Often India’s batting comes under radar during overseas tours but it was lack of depth in bowling that costed the 2014 series in Australia. That series was memorable for Virat Kohli’s twin hundreds in Adelaide, Murali Vijay’s ton at Gabba, Kohli-Rahane 250+ run partnership in MCG, and KL Rahul’s hundred in Sydney. Indian batsmen did well despite a strong bowling attack of Johnson, Harris, Hazlewood, and Lyon. However, bowling was India’s Achilles heel. On all 4 tests, India played 7 batsmen and only 4 main bowlers – 3 pacers and 1 spinner. To make things worse, one of the pacers went for close to 6 runs per over. On the contrary, Australia played 4 pacers and a lead spinner, thanks to Shane Watson the all-rounder- a puzzle that India is yet to solve. India lost that series 0-2, despite crossing 400 four times. Once again, it was a case of Australia thumping its opponent by the bat.

Fast forward to India’s 2018 tour when they won 2-1. India still used only 4 main bowlers, but with an improved bowling attack, it was enough to answer the batting line up of Australia which lacked two of their match-winning batsmen. However, things have changed. Australia will be playing a full-strength squad this time. Also, India will miss the services of Rohit and Ishant, along with skipper Virat’s absence from 2nd test. The first game of the series in Adelaide is a pink ball match, in which Australia has a 100%-win record, while India has played only one pink ball test to date. With all these factors, Australia will surely start as favorites in the 2020-21 season.
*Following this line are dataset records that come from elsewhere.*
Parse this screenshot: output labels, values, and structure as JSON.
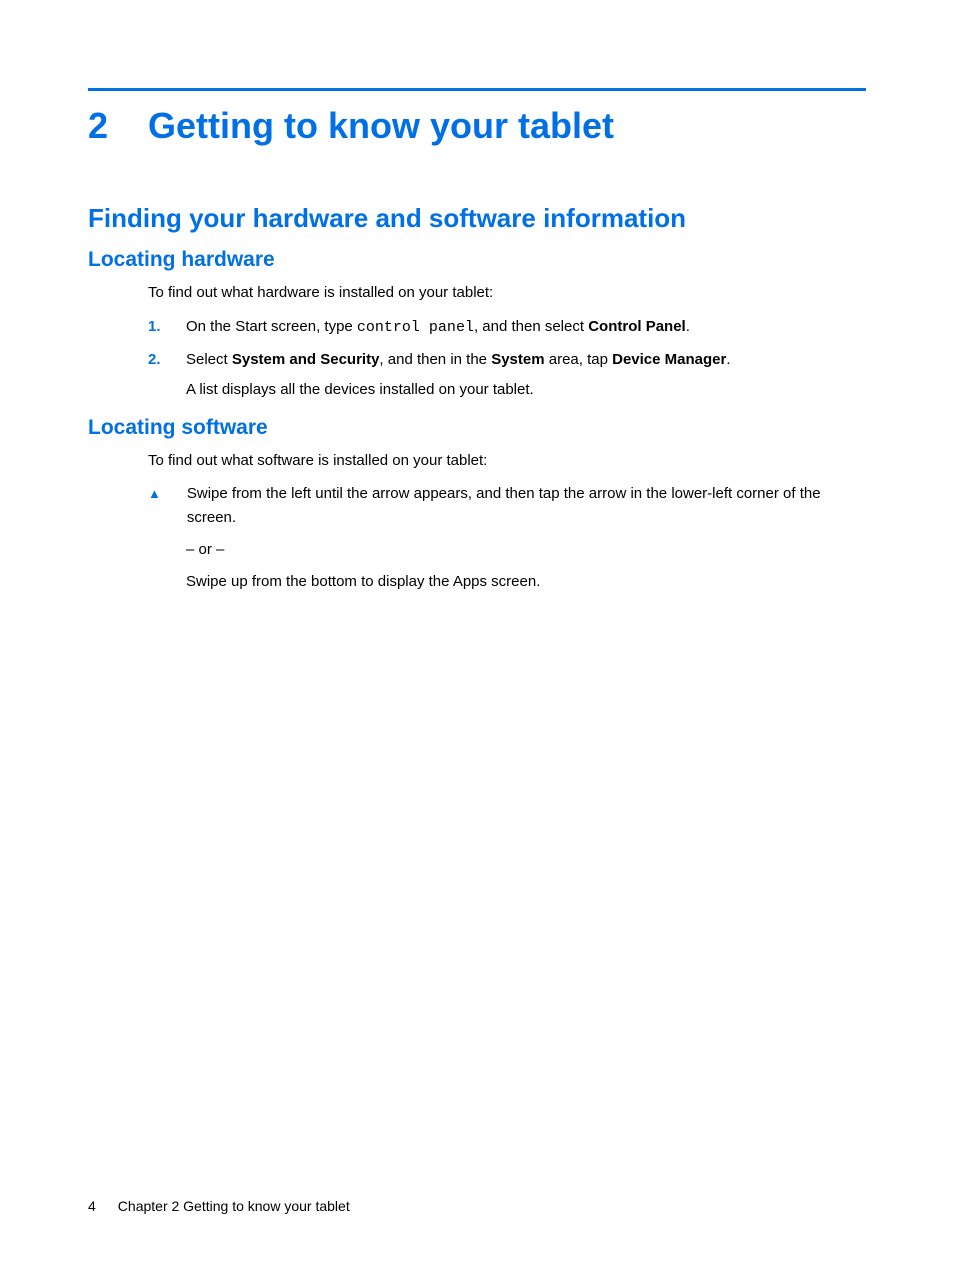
{
  "chapter": {
    "number": "2",
    "title": "Getting to know your tablet"
  },
  "section1": {
    "title": "Finding your hardware and software information"
  },
  "sub_hardware": {
    "title": "Locating hardware",
    "intro": "To find out what hardware is installed on your tablet:",
    "step1": {
      "num": "1.",
      "prefix": "On the Start screen, type ",
      "code": "control panel",
      "mid": ", and then select ",
      "bold": "Control Panel",
      "suffix": "."
    },
    "step2": {
      "num": "2.",
      "prefix": "Select ",
      "bold1": "System and Security",
      "mid1": ", and then in the ",
      "bold2": "System",
      "mid2": " area, tap ",
      "bold3": "Device Manager",
      "suffix": ".",
      "followup": "A list displays all the devices installed on your tablet."
    }
  },
  "sub_software": {
    "title": "Locating software",
    "intro": "To find out what software is installed on your tablet:",
    "bullet1": "Swipe from the left until the arrow appears, and then tap the arrow in the lower-left corner of the screen.",
    "or": "– or –",
    "alt": "Swipe up from the bottom to display the Apps screen."
  },
  "footer": {
    "page": "4",
    "chapter_label": "Chapter 2   Getting to know your tablet"
  }
}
In the upcoming series, India has the option to go for usual 7+4 combination but if the team ends up in a sticky 80/6 on a given day, the 7th batsman can hardly bail out the team. If he does, it must be nothing short of a miracle. Also there is a risk of playing only 4 bowlers against a batting line up that has 3 players who averages at least 60 in Australia and a tail that can stitch partnerships. It’s noteworthy to include Siraj as a 5th bowler in place of a batsman, along with a spinner and the existing pace trio of Bumrah, Shami, and Umesh. Now doing this will make India go one batsman short but the experienced bowling attack along with the unpredictability of debutant Siraj can put up a tough fight against the long Australian batting lineup. The 5th bowler can also back up for any bowler’s injury on-field or can give additional overs. Even if Ashwin, Umesh, and Shami combinedly manage to score a total of 35 runs, they can fill in as a proxy for the 7th batsman. History suggests they have the ability to do so. With India lacking a genuine all-rounder, it’s a trade-off worth considering. Surely, a great contest between India’s bowling and Australia’s batting is in store and the winner of this battle could seal the fate of this series.